In order to gain Congressional and Presidential approval of funding, for a navy that they felt concern for both the age of vessels in the US fleet and the lack of new ship construction, they made some fairly simple economic arguments. Stressing, both publicly and privately, that new ship construction would enhance employment figures substantively because shipyard records indicated that 85% of construction funds were spent on labor costs and that if the anticipated public works funding program, National Industrial Recovery Act (NIRA), were used for ship construction the contracts for new ships could be awarded within 90 days of authorization with actual construction beginning almost immediately thereafter.

When Roosevelt signed NIRA into law on 16 June 1933, he had been convinced that it would be used to fund construction of new ships to create jobs in both public and private shipyards. Section 209(e) allowed for the President, within the terms and conditions of the London Naval Treaty of 1930, to authorize the construction of naval vessels. That same day Roosevelt signed an executive order giving approval to the expenditure of $238 million, over three years, for the construction of 32 new ships, this also included provisions for two Erie-class gunboats.

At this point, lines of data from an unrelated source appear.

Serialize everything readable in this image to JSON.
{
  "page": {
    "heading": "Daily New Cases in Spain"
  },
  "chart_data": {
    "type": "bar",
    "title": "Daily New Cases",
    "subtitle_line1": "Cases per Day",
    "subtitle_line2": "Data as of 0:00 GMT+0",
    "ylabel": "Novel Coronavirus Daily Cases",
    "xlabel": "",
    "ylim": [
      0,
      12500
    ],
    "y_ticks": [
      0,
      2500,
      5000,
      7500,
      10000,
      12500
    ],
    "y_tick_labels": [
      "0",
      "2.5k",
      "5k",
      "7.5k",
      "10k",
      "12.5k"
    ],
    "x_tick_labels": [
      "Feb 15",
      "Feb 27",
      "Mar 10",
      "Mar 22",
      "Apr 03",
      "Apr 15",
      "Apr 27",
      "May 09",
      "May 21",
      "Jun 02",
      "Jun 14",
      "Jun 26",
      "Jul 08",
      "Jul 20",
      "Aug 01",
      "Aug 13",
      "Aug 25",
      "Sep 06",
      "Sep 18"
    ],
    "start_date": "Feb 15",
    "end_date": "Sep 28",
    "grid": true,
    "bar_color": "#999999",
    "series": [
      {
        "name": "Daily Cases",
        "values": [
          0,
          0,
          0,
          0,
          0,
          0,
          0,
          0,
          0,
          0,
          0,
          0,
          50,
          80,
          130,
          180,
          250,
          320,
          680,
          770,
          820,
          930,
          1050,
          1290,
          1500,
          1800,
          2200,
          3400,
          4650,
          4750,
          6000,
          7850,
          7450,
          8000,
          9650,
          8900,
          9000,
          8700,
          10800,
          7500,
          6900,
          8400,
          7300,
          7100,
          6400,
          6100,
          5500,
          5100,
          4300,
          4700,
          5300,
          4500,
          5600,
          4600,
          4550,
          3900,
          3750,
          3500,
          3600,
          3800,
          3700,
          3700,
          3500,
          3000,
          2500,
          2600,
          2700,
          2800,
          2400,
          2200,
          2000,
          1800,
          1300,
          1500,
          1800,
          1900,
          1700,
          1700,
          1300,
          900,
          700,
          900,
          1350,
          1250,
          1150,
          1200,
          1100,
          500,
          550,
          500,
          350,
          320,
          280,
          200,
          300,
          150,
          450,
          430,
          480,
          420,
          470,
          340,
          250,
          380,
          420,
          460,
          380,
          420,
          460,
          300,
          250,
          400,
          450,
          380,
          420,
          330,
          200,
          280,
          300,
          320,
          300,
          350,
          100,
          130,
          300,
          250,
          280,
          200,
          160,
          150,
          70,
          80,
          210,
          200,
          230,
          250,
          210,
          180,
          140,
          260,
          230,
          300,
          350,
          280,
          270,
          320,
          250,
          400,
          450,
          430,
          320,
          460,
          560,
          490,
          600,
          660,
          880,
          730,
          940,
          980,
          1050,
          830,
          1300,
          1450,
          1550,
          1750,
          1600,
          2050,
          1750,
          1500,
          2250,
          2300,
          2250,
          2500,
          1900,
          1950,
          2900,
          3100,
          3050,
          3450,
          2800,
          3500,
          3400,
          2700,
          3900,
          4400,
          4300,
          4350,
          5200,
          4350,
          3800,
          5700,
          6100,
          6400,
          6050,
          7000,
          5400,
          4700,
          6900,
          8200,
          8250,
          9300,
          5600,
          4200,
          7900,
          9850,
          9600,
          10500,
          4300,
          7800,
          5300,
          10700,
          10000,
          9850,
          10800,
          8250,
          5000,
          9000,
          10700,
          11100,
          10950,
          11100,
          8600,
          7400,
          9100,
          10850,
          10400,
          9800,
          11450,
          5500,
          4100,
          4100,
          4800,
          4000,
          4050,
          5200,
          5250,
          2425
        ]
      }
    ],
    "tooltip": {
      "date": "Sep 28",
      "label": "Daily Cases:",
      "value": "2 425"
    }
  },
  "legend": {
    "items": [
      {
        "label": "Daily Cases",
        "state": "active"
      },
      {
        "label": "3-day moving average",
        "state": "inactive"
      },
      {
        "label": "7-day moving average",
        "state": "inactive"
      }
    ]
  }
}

Henry L. Roosevelt, Assistant Secretary of the Navy, announced, within a week of NIRA being signed, that the construction of the two Erie-class gunboats would be awarded to the New York Naval Yard and the Charleston Naval Yard, at a cost reported anywhere from $2 million and $4 million, in various press accounts. Later, in December 1937, at hearings before the House Appropriations Committee, it was reported by the Navy Department that the cost of the Eries construction and machinery was actually $4,700,216, with her armor, armament and ammunition costing an addition $1,347,000, for a total cost of $6,047,216. In less than 90 days, 1 September 1933, the contracts for the construction of all 32 NIRA funded vessels, and their names, was announced by the Navy Department.

==Design==
The Erie class had a standard displacement of 2,000 long tons with a service displacement of 2830 LT. They were 328 ft 6 in in length overall, while they were 308 ft at the waterline. They had an extreme beam of 41 ft 3 in with a mean draft of 11 ft 4 in at standard displacement.

The Eries were powered by two Babcock and Wilcox boilers driving two Parsons geared turbine that produced 6200 shp.

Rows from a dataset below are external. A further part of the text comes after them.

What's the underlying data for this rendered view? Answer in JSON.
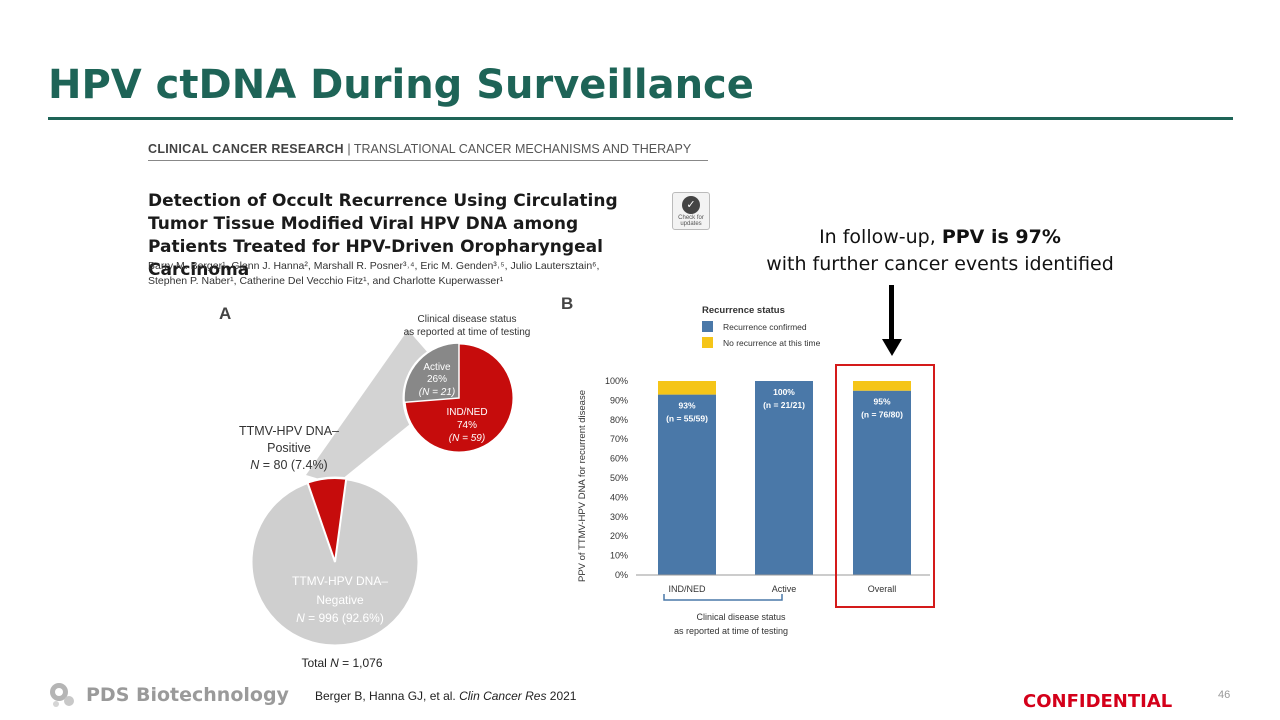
{
  "slide": {
    "title": "HPV ctDNA During Surveillance",
    "page_number": "46",
    "confidential": "CONFIDENTIAL",
    "logo_text": "PDS Biotechnology",
    "citation_prefix": "Berger B, Hanna GJ, et al. ",
    "citation_journal": "Clin Cancer Res",
    "citation_year": " 2021"
  },
  "paper": {
    "journal": "CLINICAL CANCER RESEARCH",
    "journal_separator": " | ",
    "section": "TRANSLATIONAL CANCER MECHANISMS AND THERAPY",
    "title": "Detection of Occult Recurrence Using Circulating Tumor Tissue Modified Viral HPV DNA among Patients Treated for HPV-Driven Oropharyngeal Carcinoma",
    "authors_line1": "Barry M. Berger¹, Glenn J. Hanna², Marshall R. Posner³˒⁴, Eric M. Genden³˒⁵, Julio Lautersztain⁶,",
    "authors_line2": "Stephen P. Naber¹, Catherine Del Vecchio Fitz¹, and Charlotte Kuperwasser¹",
    "check_badge": "Check for updates"
  },
  "callout": {
    "line1_prefix": "In follow-up, ",
    "line1_bold": "PPV is 97%",
    "line2": "with further cancer events identified"
  },
  "panel_a": {
    "label": "A",
    "status_title_1": "Clinical disease status",
    "status_title_2": "as reported at time of testing",
    "positive_1": "TTMV-HPV DNA–",
    "positive_2": "Positive",
    "positive_n_label": "N",
    "positive_n_value": " = 80 (7.4%)",
    "negative_1": "TTMV-HPV DNA–",
    "negative_2": "Negative",
    "negative_n_label": "N",
    "negative_n_value": " = 996 (92.6%)",
    "total_label": "Total ",
    "total_n": "N",
    "total_value": " = 1,076",
    "active_label": "Active",
    "active_pct": "26%",
    "active_n": "(N = 21)",
    "ind_label": "IND/NED",
    "ind_pct": "74%",
    "ind_n": "(N = 59)"
  },
  "chart_data": [
    {
      "type": "pie",
      "title": "TTMV-HPV DNA status (Total N = 1,076)",
      "slices": [
        {
          "label": "TTMV-HPV DNA–Positive",
          "value": 80,
          "percent": 7.4
        },
        {
          "label": "TTMV-HPV DNA–Negative",
          "value": 996,
          "percent": 92.6
        }
      ]
    },
    {
      "type": "pie",
      "title": "Clinical disease status as reported at time of testing",
      "slices": [
        {
          "label": "Active",
          "value": 21,
          "percent": 26
        },
        {
          "label": "IND/NED",
          "value": 59,
          "percent": 74
        }
      ]
    },
    {
      "type": "bar",
      "stacked": true,
      "panel_label": "B",
      "legend_title": "Recurrence status",
      "ylabel": "PPV of TTMV-HPV DNA for recurrent disease",
      "xlabel_1": "Clinical disease status",
      "xlabel_2": "as reported at time of testing",
      "ylim": [
        0,
        100
      ],
      "yticks": [
        "0%",
        "10%",
        "20%",
        "30%",
        "40%",
        "50%",
        "60%",
        "70%",
        "80%",
        "90%",
        "100%"
      ],
      "categories": [
        "IND/NED",
        "Active",
        "Overall"
      ],
      "series": [
        {
          "name": "Recurrence confirmed",
          "color": "#4a78a8",
          "values": [
            93,
            100,
            95
          ]
        },
        {
          "name": "No recurrence at this time",
          "color": "#f5c518",
          "values": [
            7,
            0,
            5
          ]
        }
      ],
      "data_labels": [
        {
          "pct": "93%",
          "n": "(n = 55/59)"
        },
        {
          "pct": "100%",
          "n": "(n = 21/21)"
        },
        {
          "pct": "95%",
          "n": "(n = 76/80)"
        }
      ]
    }
  ]
}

They were armed with four new model 6-inch/47 caliber Mark 17 guns, that were only used in the Eries, the main difference being that they used manually-loaded bagged charges with separate shells, rather than the single-piece cased shells used on the Mark 16 guns with mechanical loaders. Their anti-aircraft armament originally consisted of only four quadruple 1.1 in/75 caliber guns; these were later augmented with the addition of four 20 mm Oerlikon cannons. The Eries were also equipped with two Mark 6 depth charge roll-off racks that could hold 15 depth charges each.

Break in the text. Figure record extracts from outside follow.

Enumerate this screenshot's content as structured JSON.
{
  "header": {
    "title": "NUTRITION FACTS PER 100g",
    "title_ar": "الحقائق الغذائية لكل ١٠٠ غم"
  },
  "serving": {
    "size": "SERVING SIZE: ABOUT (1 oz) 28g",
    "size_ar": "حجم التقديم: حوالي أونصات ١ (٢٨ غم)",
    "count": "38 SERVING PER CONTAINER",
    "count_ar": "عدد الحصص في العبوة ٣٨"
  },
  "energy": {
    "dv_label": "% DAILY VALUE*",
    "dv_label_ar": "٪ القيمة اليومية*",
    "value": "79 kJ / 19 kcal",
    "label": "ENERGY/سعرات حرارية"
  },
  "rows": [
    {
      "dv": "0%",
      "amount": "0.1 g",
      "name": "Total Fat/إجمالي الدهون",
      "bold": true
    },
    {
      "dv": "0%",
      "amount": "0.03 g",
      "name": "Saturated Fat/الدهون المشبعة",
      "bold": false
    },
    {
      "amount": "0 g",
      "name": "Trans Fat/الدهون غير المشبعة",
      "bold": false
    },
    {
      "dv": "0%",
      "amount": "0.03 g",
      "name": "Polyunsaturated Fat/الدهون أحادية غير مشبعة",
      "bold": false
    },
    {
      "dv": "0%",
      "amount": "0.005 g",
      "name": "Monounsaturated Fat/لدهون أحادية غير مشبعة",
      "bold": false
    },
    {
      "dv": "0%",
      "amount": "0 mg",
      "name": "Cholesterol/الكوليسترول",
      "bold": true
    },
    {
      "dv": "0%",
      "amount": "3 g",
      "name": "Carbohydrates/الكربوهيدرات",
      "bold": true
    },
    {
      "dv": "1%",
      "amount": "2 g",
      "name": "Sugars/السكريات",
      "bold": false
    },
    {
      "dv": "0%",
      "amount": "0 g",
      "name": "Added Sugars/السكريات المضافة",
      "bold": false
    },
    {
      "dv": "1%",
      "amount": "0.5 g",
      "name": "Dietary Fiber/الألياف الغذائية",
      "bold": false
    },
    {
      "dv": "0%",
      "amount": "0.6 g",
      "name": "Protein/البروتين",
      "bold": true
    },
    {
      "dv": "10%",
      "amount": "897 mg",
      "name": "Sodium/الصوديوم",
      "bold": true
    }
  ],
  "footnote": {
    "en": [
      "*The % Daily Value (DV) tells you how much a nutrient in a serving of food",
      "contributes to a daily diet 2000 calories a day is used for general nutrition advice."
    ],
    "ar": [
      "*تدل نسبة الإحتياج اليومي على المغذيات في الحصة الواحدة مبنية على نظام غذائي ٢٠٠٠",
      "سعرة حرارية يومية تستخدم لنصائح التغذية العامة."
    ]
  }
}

Since the London Treaty did not specify that armor plating could not be used Navy officials decided that armor plating was allowed. They were not completely armored but they did have some. There was a 3+1/2 in side belt armor over the vital spaces. The 6-inch guns were protected by 1 in armor gun shields. They had 1+1/4 in armor on the main deck and 4 in armor on the conning tower.

==Ships in class==

| Name | Hull no. | Shipyard | Laid down | Launched | Commissioned | Decommissioned | Fate |
|---|---|---|---|---|---|---|---|
| Erie | PG-50 | New York Navy Yard, Brooklyn, New York | 17 December 1934 | 29 February 1936 | 1 July 1936 | 28 July 1943 (struck) | Torpedoed by U-163 on 10 November 1942 resulting in severe damage and beaching. Later towed to port but capsized on 5 December 1942. |
| Charleston | PG-51 | Charleston Navy Yard, Charleston, South Carolina | 27 October 1934 | 25 February 1936 | 8 July 1936 | 10 May 1946 | Served as training ship for the Massachusetts Maritime Academy from 1948 to 1959. Later scrapped. |

== See also ==
- Treasury-class cutter - Class of seven USCG cutters built between 1936 & 1937 based on the Erie-class gunboat.